Columbicola extinctus, also known as the passenger pigeon chewing louse, is a species of phtilopterid louse. It was once believed to have become extinct with its only known host, the passenger pigeon (Ectopistes migratorius), prior to its rediscovery living on band-tailed pigeons (Patagioenas fasciata).

== Taxonomy ==
The generic name Columbicola comes from the Latin words columba, "dove", and -cola, "inhabitant", in reference to the genus's primary hosts.

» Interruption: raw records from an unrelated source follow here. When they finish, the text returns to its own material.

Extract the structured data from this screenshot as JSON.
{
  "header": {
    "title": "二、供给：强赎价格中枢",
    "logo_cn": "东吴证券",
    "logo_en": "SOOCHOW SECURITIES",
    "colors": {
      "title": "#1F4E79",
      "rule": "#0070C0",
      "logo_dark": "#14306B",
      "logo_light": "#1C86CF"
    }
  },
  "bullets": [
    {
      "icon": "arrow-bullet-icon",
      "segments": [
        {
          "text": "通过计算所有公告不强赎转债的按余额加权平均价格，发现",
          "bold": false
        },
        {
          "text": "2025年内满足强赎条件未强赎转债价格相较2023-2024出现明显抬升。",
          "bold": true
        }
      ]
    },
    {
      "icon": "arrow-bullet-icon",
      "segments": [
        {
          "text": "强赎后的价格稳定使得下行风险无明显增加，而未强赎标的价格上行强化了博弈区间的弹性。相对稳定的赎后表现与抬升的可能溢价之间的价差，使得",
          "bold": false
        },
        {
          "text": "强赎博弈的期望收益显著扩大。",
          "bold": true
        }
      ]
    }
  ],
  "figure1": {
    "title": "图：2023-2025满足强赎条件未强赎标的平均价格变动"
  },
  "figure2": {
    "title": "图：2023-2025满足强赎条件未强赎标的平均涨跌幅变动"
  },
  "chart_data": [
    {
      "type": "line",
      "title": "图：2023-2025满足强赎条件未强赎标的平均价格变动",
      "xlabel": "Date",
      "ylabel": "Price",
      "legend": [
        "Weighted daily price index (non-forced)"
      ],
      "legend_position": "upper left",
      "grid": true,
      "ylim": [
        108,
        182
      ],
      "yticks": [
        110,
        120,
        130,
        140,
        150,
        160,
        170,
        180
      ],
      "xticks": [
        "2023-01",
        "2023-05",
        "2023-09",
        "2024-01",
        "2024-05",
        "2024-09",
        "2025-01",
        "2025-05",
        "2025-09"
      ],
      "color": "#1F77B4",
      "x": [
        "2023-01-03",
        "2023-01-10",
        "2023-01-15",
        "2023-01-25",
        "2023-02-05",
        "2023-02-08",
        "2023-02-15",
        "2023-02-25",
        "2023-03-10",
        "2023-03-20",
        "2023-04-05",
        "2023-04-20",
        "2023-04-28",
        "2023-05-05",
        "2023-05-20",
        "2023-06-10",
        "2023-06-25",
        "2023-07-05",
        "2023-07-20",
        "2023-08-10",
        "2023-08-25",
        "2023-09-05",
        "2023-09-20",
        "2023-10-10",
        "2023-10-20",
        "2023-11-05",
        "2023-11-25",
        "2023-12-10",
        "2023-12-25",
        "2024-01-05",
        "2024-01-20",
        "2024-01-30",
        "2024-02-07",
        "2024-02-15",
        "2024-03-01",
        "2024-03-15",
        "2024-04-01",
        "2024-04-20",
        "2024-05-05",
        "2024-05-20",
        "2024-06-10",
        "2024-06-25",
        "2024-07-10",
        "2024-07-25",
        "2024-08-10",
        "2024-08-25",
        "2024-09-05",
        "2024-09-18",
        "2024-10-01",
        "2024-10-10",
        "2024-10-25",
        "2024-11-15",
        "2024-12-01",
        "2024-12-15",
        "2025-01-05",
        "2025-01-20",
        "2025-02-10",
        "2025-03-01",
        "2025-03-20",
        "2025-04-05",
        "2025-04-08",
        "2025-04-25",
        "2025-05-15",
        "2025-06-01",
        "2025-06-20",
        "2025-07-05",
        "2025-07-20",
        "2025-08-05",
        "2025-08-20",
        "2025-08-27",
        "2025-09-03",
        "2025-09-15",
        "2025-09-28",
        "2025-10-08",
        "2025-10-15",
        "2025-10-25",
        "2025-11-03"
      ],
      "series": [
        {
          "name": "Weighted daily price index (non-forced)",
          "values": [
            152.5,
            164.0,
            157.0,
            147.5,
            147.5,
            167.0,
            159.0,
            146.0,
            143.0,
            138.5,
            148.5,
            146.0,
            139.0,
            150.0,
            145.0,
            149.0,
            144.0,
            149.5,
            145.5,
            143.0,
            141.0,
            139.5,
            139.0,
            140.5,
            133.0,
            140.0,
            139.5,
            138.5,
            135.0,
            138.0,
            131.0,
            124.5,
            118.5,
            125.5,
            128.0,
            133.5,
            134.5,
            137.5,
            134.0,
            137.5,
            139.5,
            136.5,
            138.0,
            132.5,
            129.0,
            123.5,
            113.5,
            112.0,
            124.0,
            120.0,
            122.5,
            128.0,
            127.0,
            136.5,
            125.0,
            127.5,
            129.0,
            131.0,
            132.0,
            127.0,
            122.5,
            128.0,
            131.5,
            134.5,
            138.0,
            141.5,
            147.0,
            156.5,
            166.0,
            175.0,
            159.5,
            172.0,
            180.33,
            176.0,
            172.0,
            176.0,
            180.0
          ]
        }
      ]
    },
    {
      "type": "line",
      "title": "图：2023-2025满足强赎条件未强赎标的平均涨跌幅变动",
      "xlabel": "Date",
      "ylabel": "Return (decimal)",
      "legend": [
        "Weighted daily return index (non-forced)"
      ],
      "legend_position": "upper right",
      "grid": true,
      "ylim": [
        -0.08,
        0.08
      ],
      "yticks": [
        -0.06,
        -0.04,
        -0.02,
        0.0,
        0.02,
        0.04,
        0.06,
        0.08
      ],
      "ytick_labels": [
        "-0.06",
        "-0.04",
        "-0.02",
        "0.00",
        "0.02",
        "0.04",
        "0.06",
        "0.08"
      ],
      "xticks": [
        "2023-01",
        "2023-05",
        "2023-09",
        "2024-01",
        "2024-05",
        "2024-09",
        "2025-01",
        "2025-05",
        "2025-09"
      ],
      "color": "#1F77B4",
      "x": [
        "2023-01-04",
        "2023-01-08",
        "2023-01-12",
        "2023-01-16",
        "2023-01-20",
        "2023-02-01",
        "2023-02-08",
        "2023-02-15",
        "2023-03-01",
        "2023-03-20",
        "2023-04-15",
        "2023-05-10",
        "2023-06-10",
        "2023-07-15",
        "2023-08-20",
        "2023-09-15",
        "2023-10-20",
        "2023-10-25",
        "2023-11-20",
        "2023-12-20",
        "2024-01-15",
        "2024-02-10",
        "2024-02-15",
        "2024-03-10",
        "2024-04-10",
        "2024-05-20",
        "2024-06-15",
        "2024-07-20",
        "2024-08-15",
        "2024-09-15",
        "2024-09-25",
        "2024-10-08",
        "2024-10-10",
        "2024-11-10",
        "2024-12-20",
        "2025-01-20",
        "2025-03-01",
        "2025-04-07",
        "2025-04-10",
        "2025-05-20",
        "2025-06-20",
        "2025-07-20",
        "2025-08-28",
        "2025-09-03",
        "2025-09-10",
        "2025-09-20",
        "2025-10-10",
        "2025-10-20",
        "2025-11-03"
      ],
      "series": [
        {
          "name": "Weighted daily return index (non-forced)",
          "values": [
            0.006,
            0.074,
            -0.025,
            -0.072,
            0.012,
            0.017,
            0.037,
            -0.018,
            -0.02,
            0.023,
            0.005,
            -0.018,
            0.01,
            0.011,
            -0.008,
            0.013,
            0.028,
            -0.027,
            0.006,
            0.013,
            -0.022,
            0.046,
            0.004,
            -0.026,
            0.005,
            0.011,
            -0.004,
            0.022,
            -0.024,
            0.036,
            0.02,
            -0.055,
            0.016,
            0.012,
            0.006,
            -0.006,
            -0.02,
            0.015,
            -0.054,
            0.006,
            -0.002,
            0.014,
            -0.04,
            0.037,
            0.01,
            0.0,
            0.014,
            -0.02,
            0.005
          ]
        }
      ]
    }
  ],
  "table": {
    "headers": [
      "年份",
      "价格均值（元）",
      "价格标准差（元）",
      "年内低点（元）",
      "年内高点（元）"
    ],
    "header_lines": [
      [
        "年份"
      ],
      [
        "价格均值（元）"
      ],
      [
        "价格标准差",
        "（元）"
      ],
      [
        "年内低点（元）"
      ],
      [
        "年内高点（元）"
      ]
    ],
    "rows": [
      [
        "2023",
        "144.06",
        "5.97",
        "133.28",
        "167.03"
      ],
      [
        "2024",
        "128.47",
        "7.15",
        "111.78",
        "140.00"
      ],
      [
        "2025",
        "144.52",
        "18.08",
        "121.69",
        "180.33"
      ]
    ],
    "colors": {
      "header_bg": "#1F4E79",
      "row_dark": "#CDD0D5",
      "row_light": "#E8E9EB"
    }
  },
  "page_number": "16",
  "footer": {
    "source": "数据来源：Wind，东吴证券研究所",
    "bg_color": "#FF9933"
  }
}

Columbicola extinctus was originally described by Richard O. Malcomson in 1937. It was originally believed to have only lived on the passenger pigeon, which had been extinct for 23 years by the time of its discovery. Malcomson believed that Columbicola extinctus had become extinct with its host and gave it the specific name extinctus to mark this fact. However, by 1999 Columbicola extinctus had been rediscovered living on the band-tailed pigeon, which, along with the other species of Patagioenas, are the passenger pigeon's closest living relatives in North America.

== Description ==
Like other members of the genus Columbicola, the insect is a long, slender louse that shows marked sexual dimorphism in the antennae, as the male's are much longer than those of the female in the third segment. It is between 2.15 and 2.47 mm long overall. The male's head is between 0.52 and 0.59 mm long and broadens to form a slight shoulder at the anterior plate. The female's head is slightly larger at 0.53 to 0.64 mm. The thorax has two very long setae on each side.

== Distribution ==
While the precise range of Columbicola extinctus is not known, it is only known to live on one extant host, the band-tailed pigeon, and has been found on individuals across its range. The band-tailed pigeon lives along the Pacific coast of North America from southern British Columbia to northern Baja California. It is also found in the southern Rocky Mountains of Utah and Colorado south down the center of the continent through Central America and into South America. While its other known host, the passenger pigeon, was extant, the louse could also be found in eastern North America from southern Canada south to the Gulf Coast and northern Florida; due to the passenger pigeon's extinction, the louse is now extirpated from the eastern side of the continent.

== Ecology ==
Columbicola extinctus feeds on the feathers and skin debris of their host. Their elongated shape allow them to conceal themselves between feather shafts and therefore avoid dislodgement while its host is preening or in flight. They spend their entire life on a host pigeon, and can only be transferred from one pigeon to another when the pigeons come in contact. These lice lay their eggs in parts of the body inaccessible to preening, such as the interior of feather shafts. Columbicola extinctus is an exopterygote and is born as a miniature version of the adult that is known as nymph. The nymphs molt three times before reaching the final adult form, usually within a month of hatching.